You will find there is no pressure to join the church, though there is a process involved. When you feel you know us well enough to proceed, pick up a Membership Packet from the membership greeter. Fill out the information. It's a great way to guide your thinking about church membership and commitment. Return it to a member of the Membership Team and we will order you a permanent name tag. Then sign up for our Newcomer Orientation Class. There may be three sessions or it could be condensed into a Saturday morning. The class is scheduled several times a year to meet the busy schedules of prospective members. You will learn about Unitarian Universalism in general and our church in particular. You must complete this class prior to signing the membership book.
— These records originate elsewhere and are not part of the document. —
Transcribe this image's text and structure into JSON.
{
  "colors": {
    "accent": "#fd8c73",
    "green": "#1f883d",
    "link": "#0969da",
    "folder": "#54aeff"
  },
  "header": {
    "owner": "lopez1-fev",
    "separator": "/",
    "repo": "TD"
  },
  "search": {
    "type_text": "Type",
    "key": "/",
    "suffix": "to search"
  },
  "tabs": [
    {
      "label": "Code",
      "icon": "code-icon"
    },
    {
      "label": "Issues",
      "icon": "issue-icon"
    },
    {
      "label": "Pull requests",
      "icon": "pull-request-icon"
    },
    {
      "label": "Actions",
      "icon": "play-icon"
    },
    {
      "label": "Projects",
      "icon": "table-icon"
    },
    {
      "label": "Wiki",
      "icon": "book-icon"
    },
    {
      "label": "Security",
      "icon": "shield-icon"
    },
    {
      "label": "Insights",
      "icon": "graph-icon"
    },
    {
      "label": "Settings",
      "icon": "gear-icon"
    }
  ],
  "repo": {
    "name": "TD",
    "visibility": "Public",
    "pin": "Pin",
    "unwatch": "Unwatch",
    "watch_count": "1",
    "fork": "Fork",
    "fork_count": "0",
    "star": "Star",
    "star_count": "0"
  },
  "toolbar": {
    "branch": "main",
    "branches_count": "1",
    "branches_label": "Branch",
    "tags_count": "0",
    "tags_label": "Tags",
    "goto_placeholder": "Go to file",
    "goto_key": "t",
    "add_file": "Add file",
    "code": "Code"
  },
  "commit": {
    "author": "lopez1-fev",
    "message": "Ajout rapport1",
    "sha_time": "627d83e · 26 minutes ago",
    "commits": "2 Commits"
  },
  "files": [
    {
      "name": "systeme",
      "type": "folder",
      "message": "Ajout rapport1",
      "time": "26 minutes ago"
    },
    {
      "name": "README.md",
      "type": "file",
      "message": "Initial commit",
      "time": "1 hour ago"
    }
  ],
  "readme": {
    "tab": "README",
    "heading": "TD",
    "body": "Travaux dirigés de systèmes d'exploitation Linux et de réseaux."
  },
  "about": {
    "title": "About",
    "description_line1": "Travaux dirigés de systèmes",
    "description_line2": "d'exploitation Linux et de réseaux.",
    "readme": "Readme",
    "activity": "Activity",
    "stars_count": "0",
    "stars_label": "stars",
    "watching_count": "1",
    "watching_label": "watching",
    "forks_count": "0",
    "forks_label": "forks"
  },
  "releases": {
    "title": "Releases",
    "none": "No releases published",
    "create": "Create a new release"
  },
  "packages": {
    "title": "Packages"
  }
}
At the end of the course you and your classmates will meet with the minister as a group (individual meetings also can be scheduled) to begin to get to know each other.
You will then have one-to-one meetings with representatives of the membership and stewardship committees to clarify your and the church's expectations.
Membership is established by your signature in our Membership Book, usually on a "Membership Sunday." Most people go directly from the Newcomer Orientation Class to signing the book, although a few choose to stay a "Friend" for an additional period of time. While we certainly hope you will join us, again there is no pressure on you to do so.
The three segments of the Newcomer Orientation Class are usually presented on a single day. The class is open to anyone who'd like to know more about Unitarian Universalism and our congregation. It is especially recommended for those considering membership in Community UU Church. If you would like to participate, contact firstname.lastname@example.org.
In the first segment, attendees, along with a few current members, discuss their personal beliefs and spiritual backgrounds. The Rev. Patrick Price is on hand, and questions are welcome. The next section focuses on the evolution of Unitarianism, Universalism and the combined denomination. During the third section, long-time members and church leaders discuss the variety of programs and activities available at Community UU Church. Throughout the class, participants also explore the Seven Principles of UU conduct and their application in daily life.